Édito : Tabula rasa

L’édito du rabbin Delphine Horvilleur

L’expression « du passé, faisons table rase » nous vient du latin tabula rasa qui désignait à l’origine une tablette d’écriture sur laquelle aucune inscription ne figurait encore, une surface lisse où tout restait à écrire. 

Mais peut-on effacer le passé et écrire une nouvelle histoire ? Peut-on quitter une habitude pour prendre un nouveau départ dans la vie ? La tradition juive l’envisage bel et bien par le biais d’une procédure mystérieuse qu’elle appelle l’expiation et qui trouve son origine dans le judaïsme sacerdotal. Lorsque le Temple se tenait à Jérusalem, les fidèles approchaient l’autel, table du culte ancestral, pour obtenir le pardon et faire ainsi table rase d’un passé qu’ils regrettaient. 

Le Talmud, dans le traité de Berakhot (55, a) suggère de façon surprenante la migration de ce rituel du plus haut lieu de la sacralité vers un espace des plus profanes de nos activités quotidiennes : la table à manger. « Tant que le Temple se tenait à Jérusalem, l’autel faisait expiation pour les fautes du peuple d’Israël. Maintenant que le temple est détruit, c’est la table qui remplit ce rôle ». 
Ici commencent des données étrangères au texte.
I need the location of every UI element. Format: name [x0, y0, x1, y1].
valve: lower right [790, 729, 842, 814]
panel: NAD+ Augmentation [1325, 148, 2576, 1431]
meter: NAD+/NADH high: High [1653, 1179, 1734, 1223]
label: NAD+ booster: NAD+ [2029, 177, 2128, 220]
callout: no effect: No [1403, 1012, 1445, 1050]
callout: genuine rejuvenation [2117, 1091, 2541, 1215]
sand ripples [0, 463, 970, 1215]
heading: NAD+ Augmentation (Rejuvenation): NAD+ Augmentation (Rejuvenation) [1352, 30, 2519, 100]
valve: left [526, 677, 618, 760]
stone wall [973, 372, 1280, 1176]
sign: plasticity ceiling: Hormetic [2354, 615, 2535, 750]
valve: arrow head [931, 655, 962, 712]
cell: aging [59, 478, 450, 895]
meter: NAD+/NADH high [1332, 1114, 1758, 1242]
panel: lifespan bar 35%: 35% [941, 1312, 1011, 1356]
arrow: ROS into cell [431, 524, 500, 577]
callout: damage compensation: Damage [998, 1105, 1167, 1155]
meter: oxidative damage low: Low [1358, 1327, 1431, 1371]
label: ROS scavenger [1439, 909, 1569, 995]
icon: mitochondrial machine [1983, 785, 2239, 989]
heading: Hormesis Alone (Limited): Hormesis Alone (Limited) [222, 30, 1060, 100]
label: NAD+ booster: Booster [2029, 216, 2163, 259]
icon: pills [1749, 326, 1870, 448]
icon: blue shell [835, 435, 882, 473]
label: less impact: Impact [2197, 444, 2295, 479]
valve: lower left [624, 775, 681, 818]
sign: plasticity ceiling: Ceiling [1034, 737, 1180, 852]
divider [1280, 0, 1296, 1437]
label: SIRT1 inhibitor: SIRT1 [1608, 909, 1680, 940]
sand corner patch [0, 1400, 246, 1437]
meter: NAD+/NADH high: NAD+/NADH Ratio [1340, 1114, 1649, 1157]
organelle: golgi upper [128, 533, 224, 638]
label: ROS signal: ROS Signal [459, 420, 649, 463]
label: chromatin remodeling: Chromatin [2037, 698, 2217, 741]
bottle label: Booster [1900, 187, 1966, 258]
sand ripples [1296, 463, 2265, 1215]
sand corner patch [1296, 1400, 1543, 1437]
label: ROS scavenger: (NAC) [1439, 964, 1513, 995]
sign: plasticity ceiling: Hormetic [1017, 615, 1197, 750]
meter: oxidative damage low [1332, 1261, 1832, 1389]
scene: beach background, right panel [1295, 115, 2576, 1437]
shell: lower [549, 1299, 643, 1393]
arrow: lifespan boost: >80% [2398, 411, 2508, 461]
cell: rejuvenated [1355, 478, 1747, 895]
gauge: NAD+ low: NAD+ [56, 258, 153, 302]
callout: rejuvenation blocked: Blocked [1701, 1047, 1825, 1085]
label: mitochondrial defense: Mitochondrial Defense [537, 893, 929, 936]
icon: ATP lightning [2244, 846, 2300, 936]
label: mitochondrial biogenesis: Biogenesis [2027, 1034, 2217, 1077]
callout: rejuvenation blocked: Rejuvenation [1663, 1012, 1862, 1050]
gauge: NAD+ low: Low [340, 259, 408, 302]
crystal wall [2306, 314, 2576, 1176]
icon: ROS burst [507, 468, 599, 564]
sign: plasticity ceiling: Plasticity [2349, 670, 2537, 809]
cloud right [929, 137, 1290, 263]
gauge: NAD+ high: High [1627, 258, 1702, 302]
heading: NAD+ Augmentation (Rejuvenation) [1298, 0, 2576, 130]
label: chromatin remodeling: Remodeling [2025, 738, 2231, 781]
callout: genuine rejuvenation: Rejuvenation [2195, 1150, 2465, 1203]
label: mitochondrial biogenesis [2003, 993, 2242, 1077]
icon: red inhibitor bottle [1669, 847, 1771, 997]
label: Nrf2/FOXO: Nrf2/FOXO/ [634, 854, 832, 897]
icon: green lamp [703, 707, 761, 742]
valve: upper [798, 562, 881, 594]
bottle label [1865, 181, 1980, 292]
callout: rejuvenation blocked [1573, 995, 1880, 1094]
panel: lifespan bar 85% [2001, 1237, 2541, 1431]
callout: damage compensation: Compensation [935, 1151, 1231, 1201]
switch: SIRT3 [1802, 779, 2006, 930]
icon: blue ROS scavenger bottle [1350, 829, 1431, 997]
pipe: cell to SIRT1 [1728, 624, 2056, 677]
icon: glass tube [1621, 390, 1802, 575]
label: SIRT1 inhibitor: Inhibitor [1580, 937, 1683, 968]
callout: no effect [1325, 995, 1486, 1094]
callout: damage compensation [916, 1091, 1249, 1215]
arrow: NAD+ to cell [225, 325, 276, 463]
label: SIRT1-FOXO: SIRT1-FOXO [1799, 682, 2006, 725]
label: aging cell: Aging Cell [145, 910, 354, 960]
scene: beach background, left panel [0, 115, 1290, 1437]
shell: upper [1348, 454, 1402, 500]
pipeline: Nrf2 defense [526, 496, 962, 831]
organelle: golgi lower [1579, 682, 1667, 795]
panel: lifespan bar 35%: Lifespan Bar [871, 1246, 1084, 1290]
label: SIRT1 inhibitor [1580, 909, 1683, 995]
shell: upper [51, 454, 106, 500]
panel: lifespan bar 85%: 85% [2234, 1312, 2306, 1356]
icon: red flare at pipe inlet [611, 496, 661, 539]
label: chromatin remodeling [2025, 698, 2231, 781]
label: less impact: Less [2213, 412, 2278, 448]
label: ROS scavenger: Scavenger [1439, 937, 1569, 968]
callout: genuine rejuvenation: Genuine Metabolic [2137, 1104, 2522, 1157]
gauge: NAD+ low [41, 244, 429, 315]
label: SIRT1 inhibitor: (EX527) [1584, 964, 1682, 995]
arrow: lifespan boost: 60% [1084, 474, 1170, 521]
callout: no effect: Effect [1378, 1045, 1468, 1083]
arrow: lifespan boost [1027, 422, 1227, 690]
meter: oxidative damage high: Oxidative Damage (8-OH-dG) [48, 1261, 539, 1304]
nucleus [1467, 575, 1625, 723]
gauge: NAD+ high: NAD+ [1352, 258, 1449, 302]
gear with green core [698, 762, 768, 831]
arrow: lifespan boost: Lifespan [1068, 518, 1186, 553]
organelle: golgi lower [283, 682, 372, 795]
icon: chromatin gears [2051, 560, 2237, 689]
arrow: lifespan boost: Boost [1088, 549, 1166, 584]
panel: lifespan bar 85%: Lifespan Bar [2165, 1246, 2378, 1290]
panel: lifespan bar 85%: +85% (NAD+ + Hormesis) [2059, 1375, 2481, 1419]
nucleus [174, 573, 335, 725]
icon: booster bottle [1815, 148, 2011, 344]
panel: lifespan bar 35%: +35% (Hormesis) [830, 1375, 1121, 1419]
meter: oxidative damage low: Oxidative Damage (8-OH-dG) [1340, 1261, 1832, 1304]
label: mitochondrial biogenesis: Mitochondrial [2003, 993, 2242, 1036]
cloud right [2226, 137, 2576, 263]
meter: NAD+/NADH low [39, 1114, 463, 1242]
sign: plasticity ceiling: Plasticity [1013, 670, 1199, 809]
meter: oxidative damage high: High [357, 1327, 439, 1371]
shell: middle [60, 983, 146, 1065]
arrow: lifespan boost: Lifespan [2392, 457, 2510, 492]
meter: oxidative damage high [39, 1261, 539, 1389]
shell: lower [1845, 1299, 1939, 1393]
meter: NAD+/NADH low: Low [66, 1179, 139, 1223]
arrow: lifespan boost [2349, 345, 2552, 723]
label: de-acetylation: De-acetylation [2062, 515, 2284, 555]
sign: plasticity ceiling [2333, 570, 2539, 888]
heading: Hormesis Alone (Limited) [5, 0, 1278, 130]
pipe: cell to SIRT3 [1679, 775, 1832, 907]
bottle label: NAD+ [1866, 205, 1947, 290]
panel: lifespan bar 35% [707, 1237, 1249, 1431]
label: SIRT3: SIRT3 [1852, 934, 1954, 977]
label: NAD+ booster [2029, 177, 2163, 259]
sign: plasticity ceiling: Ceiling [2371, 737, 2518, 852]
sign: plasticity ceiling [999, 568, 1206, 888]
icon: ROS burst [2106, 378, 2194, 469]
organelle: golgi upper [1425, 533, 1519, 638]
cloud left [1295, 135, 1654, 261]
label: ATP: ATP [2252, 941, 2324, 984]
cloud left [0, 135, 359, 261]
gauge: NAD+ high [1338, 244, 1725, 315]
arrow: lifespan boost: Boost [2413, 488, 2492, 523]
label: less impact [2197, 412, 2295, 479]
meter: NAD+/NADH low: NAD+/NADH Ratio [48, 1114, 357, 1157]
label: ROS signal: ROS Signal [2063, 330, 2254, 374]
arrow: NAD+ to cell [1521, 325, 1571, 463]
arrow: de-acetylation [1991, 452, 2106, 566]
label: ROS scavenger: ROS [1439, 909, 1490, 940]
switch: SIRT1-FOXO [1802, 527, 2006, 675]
La table de notre repas constituerait ainsi le nouvel autel, substitut d’un lieu sacré, où se rejouerait désormais un culte ancestral. Elle constituerait dorénavant l’espace où il serait donné à l’homme de recommencer, d’effacer un morceau de son histoire ou de prendre un nouveau départ. Comment envisager qu’un repas puisse offrir l’occasion d’une telle transformation ? Et par quel procédé nos tables à manger permettraient- elles cette alchimie ? 

Rashi affirme, dès le XIe siècle, que ce pouvoir n’est autre que le sens même de l’hospitalité, valeur encensée par la tradition. Recevoir l’autre à notre table aurait la capacité de le changer mais surtout de nous transformer radicalement. Accueillir à sa table ferait de soi un autre. 

Dans notre société, où les repas se prennent si souvent seuls, où le fast- food remplace fréquemment de longs déjeuners attablés et où les rencontres virtuelles forcent à inventer de nouvelles formes de convivialité, il n’est pas inutile de repenser le pouvoir de la table. Dans le partage de nourriture et de conversation se joue peut-être la possibilité d’un renouveau dans nos vies, et d’une réinvention de soi.